Il testo definitivo non è
stato ancora reso pubblico, "servono alcune limature lessicali",
fanno sapere dal ministero dell'Istruzione, Università e
Ricerca scientifica, ma la sostanza non dovrebbe cambiare. A rischiare
è l'autonomia di gestione, di scelta dei programmi di ricerca,
del più grande ente scientifico del Paese. Che senso ha,
quando ancora non è stato nominato il commissario, che dovrebbe
traghettare il Cnr fino ad un nuovo presidente ed un consiglio d'amministrazione,
mettere sotto tutela chi si troverà a dirigere l'ente? E
cosa vuol dire che se mancano i soldi, che in larga misura dovrebbero
arrivare dalle casse pubbliche, il neo presidente dovrà fare
le valigie? È un invito a mettere a disposizione delle aziende
private le risorse scientifiche del Cnr, perché di soldi
ce ne saranno sempre di meno?
Forse così si spiega la decisione del governo di cancellare
dai progetti futuri degli enti la ricerca "pura", quella
che non dà subito ritorni economici. Un'amara constatazione
confermata dal fisico teorico Tullio Regge, accademico dei Lincei,
che pochi giorni fa commentava così le dimissioni del presidente
Lucio Bianco: "Per il Cnr qualcosa doveva essere fatto, ma
ritengo che i difetti di questa riforma non sono compensati dai
vantaggi che si spera di ottenere. Ad esempio c'è un'insistenza
sulla ricerca che dà subito risultati pecuniari, della ricerca
che va nella direzione della produzione. La riforma Moratti ha semplicemente
tolto di mezzo la ricerca pura, senza dare niente in cambio".
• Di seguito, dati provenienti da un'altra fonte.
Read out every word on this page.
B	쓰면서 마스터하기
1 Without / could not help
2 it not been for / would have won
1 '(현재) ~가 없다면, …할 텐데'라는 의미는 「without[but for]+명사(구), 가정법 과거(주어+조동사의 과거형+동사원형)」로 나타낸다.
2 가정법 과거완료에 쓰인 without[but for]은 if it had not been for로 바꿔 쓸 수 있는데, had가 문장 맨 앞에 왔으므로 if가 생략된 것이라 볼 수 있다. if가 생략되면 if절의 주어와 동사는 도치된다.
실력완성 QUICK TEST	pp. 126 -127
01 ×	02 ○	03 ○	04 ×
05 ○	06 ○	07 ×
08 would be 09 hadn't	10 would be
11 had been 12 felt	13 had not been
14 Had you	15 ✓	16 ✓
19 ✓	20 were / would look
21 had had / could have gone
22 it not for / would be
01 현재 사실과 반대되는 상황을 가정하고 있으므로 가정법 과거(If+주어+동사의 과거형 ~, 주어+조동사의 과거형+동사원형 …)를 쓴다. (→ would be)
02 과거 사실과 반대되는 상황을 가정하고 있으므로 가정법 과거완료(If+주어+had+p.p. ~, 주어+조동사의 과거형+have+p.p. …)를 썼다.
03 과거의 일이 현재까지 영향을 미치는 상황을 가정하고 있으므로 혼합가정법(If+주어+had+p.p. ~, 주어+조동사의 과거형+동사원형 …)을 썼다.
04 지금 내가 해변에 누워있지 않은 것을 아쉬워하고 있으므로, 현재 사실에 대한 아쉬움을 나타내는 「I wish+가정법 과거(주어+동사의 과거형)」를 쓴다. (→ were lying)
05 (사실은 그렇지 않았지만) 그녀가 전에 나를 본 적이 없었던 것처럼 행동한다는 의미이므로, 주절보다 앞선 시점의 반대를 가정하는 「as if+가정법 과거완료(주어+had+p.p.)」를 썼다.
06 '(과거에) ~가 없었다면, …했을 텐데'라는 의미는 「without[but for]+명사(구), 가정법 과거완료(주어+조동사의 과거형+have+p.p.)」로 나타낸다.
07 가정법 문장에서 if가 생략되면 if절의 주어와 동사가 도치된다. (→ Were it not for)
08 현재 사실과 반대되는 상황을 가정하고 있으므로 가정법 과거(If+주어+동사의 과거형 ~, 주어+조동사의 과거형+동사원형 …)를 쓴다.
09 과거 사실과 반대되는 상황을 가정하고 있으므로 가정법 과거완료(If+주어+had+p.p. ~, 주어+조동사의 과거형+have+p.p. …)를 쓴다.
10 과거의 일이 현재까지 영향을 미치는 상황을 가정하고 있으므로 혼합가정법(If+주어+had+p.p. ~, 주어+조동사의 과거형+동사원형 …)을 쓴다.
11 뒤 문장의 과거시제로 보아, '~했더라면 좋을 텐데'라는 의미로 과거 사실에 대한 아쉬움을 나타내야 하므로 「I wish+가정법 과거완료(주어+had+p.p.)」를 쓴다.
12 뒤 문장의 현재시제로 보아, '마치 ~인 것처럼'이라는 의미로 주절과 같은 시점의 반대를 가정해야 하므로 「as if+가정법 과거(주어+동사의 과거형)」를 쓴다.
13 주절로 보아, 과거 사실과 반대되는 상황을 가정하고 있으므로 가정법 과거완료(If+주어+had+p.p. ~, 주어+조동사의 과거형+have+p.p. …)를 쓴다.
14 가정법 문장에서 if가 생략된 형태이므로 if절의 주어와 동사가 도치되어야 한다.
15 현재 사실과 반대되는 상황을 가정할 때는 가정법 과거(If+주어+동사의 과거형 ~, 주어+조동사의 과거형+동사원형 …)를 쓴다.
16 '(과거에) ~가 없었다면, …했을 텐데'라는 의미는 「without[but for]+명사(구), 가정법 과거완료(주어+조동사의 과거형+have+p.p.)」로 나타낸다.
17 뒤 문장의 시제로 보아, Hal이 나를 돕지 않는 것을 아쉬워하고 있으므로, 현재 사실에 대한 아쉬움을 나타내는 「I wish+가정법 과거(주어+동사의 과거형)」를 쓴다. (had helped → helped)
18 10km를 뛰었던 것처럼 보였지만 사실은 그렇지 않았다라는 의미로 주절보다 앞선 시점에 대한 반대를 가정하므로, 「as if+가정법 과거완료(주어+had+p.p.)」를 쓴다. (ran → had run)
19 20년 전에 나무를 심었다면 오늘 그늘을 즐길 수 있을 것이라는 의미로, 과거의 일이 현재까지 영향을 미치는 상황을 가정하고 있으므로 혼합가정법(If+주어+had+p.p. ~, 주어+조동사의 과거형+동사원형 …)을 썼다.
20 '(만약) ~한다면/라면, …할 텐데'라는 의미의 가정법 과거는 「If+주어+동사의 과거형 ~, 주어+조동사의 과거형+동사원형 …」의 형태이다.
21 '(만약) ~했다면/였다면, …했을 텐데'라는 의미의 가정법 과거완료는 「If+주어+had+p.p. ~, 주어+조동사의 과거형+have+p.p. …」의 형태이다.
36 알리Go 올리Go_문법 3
Lucio Bianco, dopo aver vinto
il ricorso al Tribunale amministrativo regionale contro il commissariamento
del Cnr, ha preferito dimettersi. Dice: "Se questa norma diventerà
operativa vuol dire che il ministro Moratti intende cautelarsi in
futuro, evitando intromissioni del Tar. Le norme ancora in vigore,
fino a che non verranno cambiate, assicurano la completa autonomia
del Cnr rispetto alla gestione, la ricerca e i regolamenti dell'ente.
E una legge non può essere modificata da un commissario straordinario.
Con questa scelta il governo mette sotto tutela chi gestirà
in futuro il Cnr. E poi cosa vuol dire che in caso di gravi irregolarità
il presidente e il Consiglio decadono ed arriva un commissario?
Tutto questo è già previsto dalle leggi".